I am currently in the midst of trying to design possible solutions for a certain workflow I'm having that involves custom and especially partially unknown file schemas.
Workflow Imagine a game or application (in my case a game) that has binary data representing for example item data but you only know partially what it contains and potentially it's size. For example let's say: ItemData struct with size 300 and we know that at 0x0 is the id and at 0x20 is the name in ASCII with the length of 0x16 Now we want to parse them and created a reader for it and writer. Problem is now unfortunately that the name is longer but we added a lot of other fields and some went away etc. thanks to new findings. We now have to rearrange and adjust a lot of stuff just to make this work. Making the following sample workflow very difficult:
* Reverse Engineer Application * Find method that accesses a field of that struct at 0x40 and we know it's a 32 bit integer * Add it to your own application (be it analysing these files or w/e)

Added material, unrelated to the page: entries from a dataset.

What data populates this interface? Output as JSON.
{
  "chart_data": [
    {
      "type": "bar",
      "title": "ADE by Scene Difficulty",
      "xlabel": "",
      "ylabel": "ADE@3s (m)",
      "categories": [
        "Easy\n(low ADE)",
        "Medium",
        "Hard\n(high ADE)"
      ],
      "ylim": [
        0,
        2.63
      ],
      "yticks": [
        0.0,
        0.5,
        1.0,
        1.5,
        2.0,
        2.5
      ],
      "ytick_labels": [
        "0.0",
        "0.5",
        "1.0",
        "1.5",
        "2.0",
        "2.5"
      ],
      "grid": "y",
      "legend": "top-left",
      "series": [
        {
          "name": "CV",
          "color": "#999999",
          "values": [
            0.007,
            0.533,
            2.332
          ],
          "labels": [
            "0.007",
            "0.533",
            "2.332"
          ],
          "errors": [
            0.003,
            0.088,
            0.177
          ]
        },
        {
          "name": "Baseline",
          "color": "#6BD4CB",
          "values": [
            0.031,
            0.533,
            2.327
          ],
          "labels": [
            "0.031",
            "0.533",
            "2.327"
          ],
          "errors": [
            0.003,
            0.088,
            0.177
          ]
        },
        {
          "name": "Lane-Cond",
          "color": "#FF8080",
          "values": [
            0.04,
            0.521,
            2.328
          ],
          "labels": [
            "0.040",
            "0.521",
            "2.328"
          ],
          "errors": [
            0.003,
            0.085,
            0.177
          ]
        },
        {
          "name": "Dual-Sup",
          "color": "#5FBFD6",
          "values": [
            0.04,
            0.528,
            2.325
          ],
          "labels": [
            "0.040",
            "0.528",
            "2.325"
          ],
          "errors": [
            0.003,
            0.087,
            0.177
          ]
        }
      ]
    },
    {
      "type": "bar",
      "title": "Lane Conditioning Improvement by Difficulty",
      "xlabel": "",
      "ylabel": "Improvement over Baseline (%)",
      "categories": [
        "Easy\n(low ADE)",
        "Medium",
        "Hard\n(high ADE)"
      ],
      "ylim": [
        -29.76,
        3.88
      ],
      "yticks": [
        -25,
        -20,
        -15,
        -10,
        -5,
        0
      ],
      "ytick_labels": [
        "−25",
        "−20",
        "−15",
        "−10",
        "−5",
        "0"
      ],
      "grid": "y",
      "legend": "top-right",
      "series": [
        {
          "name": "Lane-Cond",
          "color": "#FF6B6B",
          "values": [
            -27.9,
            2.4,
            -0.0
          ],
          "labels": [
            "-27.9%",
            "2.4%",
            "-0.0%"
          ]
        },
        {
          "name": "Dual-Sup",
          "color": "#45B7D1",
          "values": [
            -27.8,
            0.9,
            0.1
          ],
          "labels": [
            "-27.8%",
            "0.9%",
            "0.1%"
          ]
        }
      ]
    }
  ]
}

The Idea So my idea is currently using a source generator to solve this by generating somewhat flexible reading and writing methods just from provided metadata for example: (Note this is not yet implemented as I'm still trying to figure out if that is a sane and viable approach)
https://paste.mod.gg/wnucpivxjycq/0 This should in theory make it fairly simple to add and remove arbitrarily without having to refactor and rewrite a lot of code that may very well be fragile to simple typos or logic errors etc.
Some of the information I am considering keeping track of as they are more or less of importance for me can be seen in the source generator intermediates: https://paste.mod.gg/wnucpivxjycq/1
A potentially concrete generated solution can be found here: https://paste.mod.gg/wnucpivxjycq/2 But there are various questions in my head in regards to if the way this is can be considered fine.
In general other questions such as are there things I'm missing or vastly incorrectly used (especially Pipes/Pipelines).
Also I have already received an alternative idea on how this can be solved instead of Read/Write methods (which I prefer), that would be by creating public properties that are backed by the read data, but that seems fairly complex to properly solve and I personally didn't feel comfortable with trying to solve it this way.
Questions: * Pipeline usage fine or incorrect or poor etc. * Are there ideas for improvements * Is certain stuff obsolete? * Have there been alternative or existing solutions? (Flatbuffers etc. don't seem to solve this, at least not in a usable manner) * Any feedback generally speaking
p.s.: I feel like I have maybe lost the plot at some point but I'm not sure when and when not as of right now.